Netflix is making a movie about the 22 July attacks in Oslo, and despite the winter cold tempers are flaring. The ambivalence felt towards a commercial international portrayal of the terrorist attack is widespread, and the size of the signature campaign against Paul Greengrass’s coming movie Norway says it all.
Yes, to many it’s too early. At the same time, the dramatizations of our great national tragedy are lining up. NRK is producing their own TV series, Erik Poppe is making a movie about it and a new documentary and an arthouse project are also on their way.
Why does it feel more sensitive to have a foreigner tell the 22 July story than to have a Norwegian doing so? The Norwegian Film Institute has issued an invitation to a master class with Greengrass – they’ve managed to capture him right in the middle of the hectic shooting process. A rare scoop – and a golden opportunity to find out more about the controversial project. But not only for the listeners: Greengrass himself, it turns out, also gets something special out of the encounter.

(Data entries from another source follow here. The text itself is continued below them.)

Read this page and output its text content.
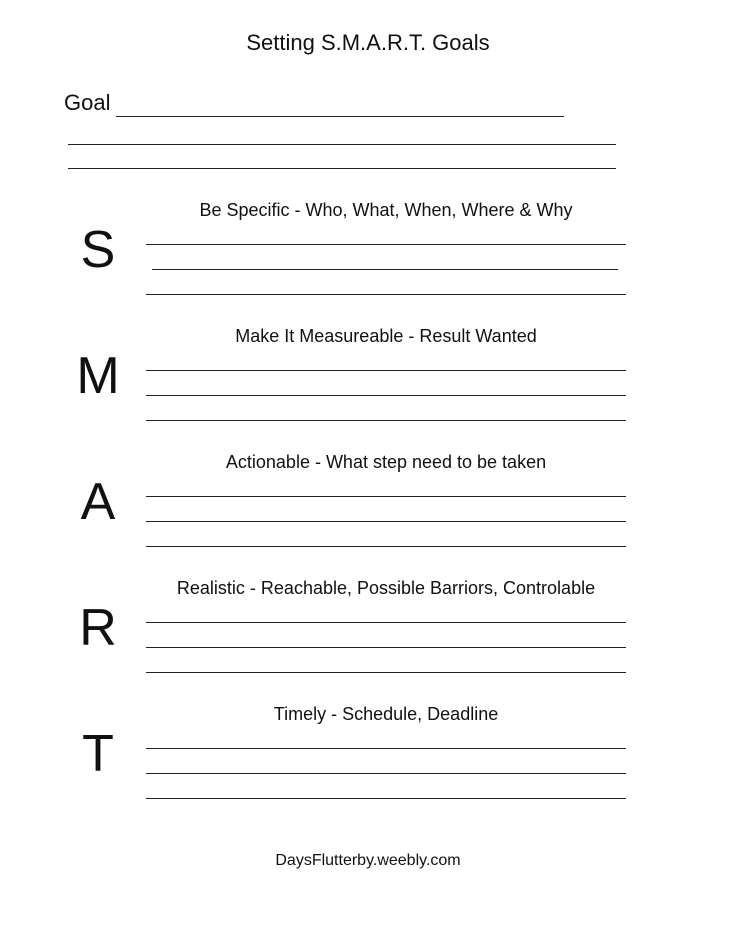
Setting S.M.A.R.T. Goals
Goal
Be Specific - Who, What, When, Where & Why
S
Make It Measureable - Result Wanted
M
Actionable - What step need to be taken
A
Realistic - Reachable, Possible Barriors, Controlable
R
Timely - Schedule, Deadline
T
DaysFlutterby.weebly.com
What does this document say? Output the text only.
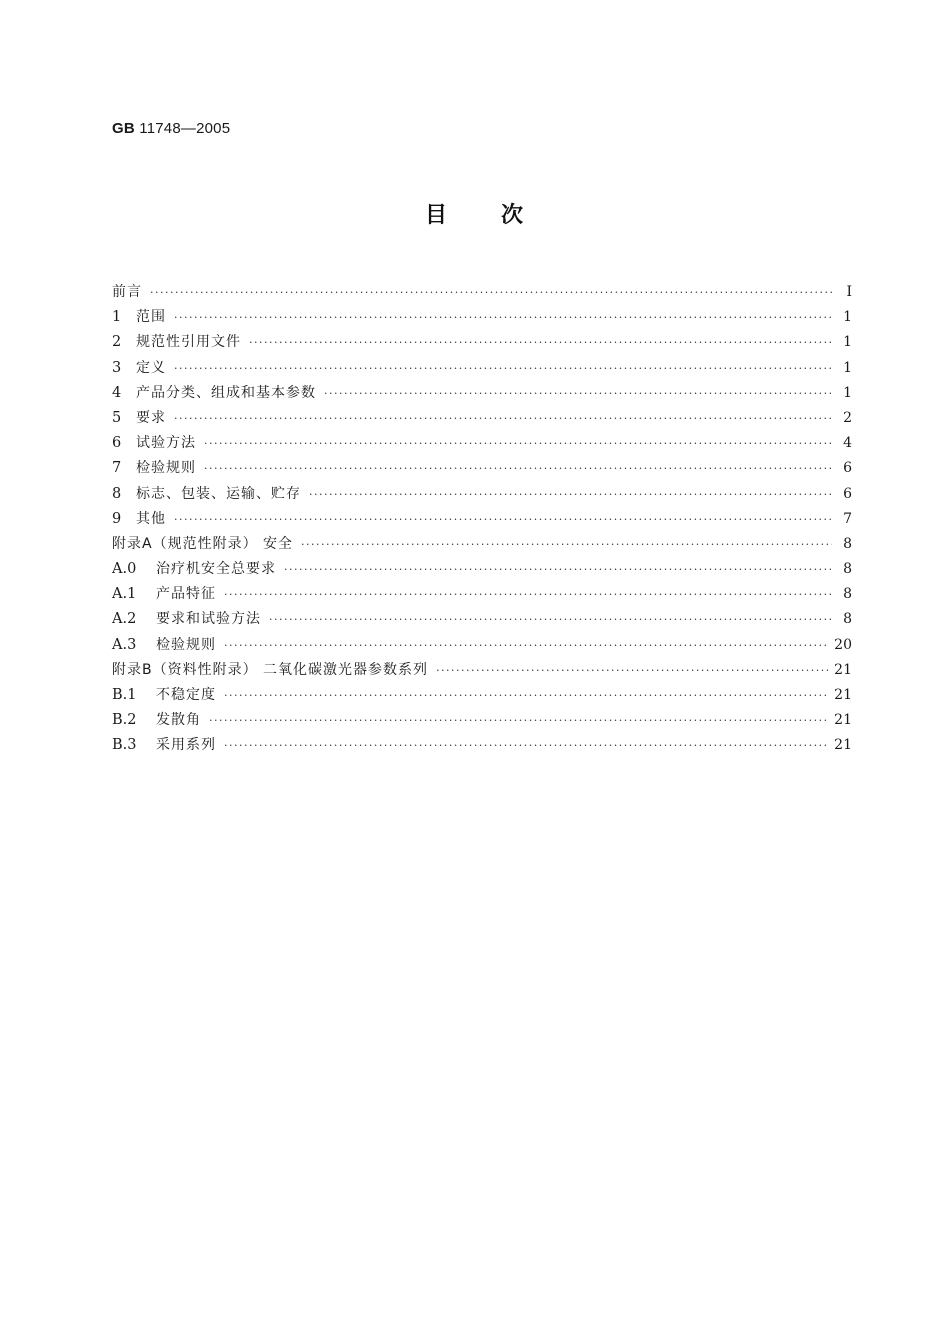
GB 11748—2005
目 次
前言 ·····	I
1	范围 ·····	1
2	规范性引用文件 ·····	1
3	定义 ·····	1
4	产品分类、组成和基本参数 ·····	1
5	要求 ·····	2
6	试验方法 ·····	4
7	检验规则 ·····	6
8	标志、包装、运输、贮存 ·····	6
9	其他 ·····	7
附录A（规范性附录） 安全 ·····	8
A.0	治疗机安全总要求 ·····	8
A.1	产品特征 ·····	8
A.2	要求和试验方法 ·····	8
A.3	检验规则 ·····	20
附录B（资料性附录） 二氧化碳激光器参数系列 ·····	21
B.1	不稳定度 ·····	21
B.2	发散角 ·····	21
B.3	采用系列 ·····	21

«A survivor from Utøya talks about the need to tell the story of 22 july from a different angle than that of the bird’s eye view.»
One of us
The biggest viewing room at Cinemateket is jampacked with expectant audience members – primarily young men. The British director is widely known for his contribution to the Jason Bourne-series, but my admiration for him stems from the masterpiece Bloody Sunday, about the gunning down of 28 Irish demonstrators during the conflict in Northern Ireland. A long time has passed since Greengrass made that filmic jewel, however, and the scepticism surrounding Greengrass’s 22 July dramatization has been rapidly gathering strength. The trip wires are numerous, and the director is so obviously not one of us, even if Åsne Seierstad’s eponymous book forms the basis for his movie. Whereas Poppe’s film leaves out the perpetrator, Greengrass goes in the opposite direction, and in the role as the perpetrator he has cast the dangerously charismatic and empathetic Anders Danielsen Lie. Good drama obviously relies on having a brilliant antagonist, but Danielsen Lie’s talent and magnetism may produce a seductive effect.
Overcome by my own galloping prejudice I’m considering leaving the event when Greengrass suddenly comes flying in from the movie set and stumbles heavily on the lowest step. The audience holds its breath the three milliseconds it takes before he’s back on his feet. The burly man with the wild shock of grey hair spontaneously makes his apologies and immediately scores empathy points from the audience, myself included.